UC claims that the BI patents don’t fall under the old system, because their filings indicate a mix of pre–16 March and post–16 March inventions. Because the filers checked a box indicating that some claims didn’t have this priority date, they can’t compete with Doudna’s patents in the first place, UC lawyers contend.




link: http://www.sciencemag.org/news/2016/03/accusations-errors-and-deception-fly-crispr-patent-fight

The Zhang people may have checked the box, not because it was a mistake, but because it was true. Even if they did not check the box (but some claims were not supported by the 12-12-12 provisional), the support issue would have been analyzed. [If they checked the box erroneously, who knows? For example, see https://blog.oppedahl.com/?p=781]

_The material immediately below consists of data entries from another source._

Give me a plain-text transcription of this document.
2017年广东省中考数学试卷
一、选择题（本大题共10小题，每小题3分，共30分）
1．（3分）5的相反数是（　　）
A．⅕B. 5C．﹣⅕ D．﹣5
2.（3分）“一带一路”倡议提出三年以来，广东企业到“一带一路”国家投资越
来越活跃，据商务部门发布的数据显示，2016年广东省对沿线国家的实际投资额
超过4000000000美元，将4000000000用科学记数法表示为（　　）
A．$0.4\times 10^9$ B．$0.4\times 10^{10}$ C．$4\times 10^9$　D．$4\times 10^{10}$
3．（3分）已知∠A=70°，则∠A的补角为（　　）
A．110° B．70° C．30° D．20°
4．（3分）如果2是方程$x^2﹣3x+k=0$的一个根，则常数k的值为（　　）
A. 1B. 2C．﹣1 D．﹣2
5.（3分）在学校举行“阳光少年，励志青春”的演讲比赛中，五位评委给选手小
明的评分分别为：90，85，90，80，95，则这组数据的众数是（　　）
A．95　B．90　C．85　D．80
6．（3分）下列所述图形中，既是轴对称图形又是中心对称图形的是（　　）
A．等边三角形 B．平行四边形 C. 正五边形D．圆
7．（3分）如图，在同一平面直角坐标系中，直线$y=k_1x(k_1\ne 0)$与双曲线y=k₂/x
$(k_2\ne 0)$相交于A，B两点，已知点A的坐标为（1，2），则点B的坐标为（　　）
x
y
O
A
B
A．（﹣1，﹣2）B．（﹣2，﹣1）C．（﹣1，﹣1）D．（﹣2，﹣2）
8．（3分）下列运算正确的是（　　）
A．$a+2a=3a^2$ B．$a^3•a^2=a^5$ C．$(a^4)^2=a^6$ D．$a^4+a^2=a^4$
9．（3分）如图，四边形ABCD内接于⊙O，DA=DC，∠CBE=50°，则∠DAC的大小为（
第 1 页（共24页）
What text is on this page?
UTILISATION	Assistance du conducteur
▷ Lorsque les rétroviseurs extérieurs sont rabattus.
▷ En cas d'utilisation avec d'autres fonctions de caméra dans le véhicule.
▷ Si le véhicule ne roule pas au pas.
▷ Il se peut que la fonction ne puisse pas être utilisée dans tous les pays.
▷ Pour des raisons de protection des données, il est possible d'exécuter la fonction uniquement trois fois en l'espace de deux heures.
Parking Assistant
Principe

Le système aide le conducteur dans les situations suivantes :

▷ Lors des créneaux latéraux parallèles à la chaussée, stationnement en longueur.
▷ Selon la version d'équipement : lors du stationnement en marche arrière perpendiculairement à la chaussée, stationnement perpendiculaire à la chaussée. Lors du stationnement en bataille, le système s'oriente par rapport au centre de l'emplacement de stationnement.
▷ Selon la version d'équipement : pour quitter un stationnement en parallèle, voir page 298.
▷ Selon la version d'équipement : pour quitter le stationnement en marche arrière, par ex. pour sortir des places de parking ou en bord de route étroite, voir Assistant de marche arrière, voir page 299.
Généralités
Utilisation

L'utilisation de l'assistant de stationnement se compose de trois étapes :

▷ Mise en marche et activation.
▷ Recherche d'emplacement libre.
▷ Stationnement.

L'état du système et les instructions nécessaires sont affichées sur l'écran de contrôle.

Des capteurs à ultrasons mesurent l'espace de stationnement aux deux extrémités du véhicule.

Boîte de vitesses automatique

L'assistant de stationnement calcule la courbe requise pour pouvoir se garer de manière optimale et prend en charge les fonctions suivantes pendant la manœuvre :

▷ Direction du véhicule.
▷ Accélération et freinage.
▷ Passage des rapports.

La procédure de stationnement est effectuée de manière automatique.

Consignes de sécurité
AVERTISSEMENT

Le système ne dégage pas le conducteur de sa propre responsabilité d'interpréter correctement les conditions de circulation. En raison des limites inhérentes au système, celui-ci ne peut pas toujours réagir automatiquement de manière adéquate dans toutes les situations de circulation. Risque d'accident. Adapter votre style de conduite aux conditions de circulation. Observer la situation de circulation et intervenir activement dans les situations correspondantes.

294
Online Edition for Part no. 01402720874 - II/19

On the flip side, if there were amendments to some of the Doudna claims, made during the AIA period that assert a later priority date, that would bring all Doudna claims under AIA. [MPEP 2159.02: If a patent application (1) contains or contained at any time a claim to a claimed invention having an effective filing date as defined in 35 U.S.C. 100(i) that is on or after March 16, 2013 or (2) claims or ever claimed the benefit of an earlier filing date under 35 U.S.C. 120 , 121, or 365 based upon an earlier application that ever contained such a claim, then AIA 35 U.S.C. 102 and 103 apply to the application, (i.e., the application is an AIA application). If there is ever even a single claim to a claimed invention in the application having an effective filing date on or after March 16, 2013, AIA 35 U.S.C. 102 and 103 apply in determining the patentability of every claimed invention in the application. This is the situation even if the remaining claimed inventions all have an effective filing date before March 16, 2013, and even if the claim to a claimed invention having an effective filing date on or after March 16, 2013, is canceled. ]

The people who asked for the interference were the Doudna people and the USPTO has already found that an interference was proper. If the interference was improvidently granted, there remains the issue of enablement of the Doudna claims.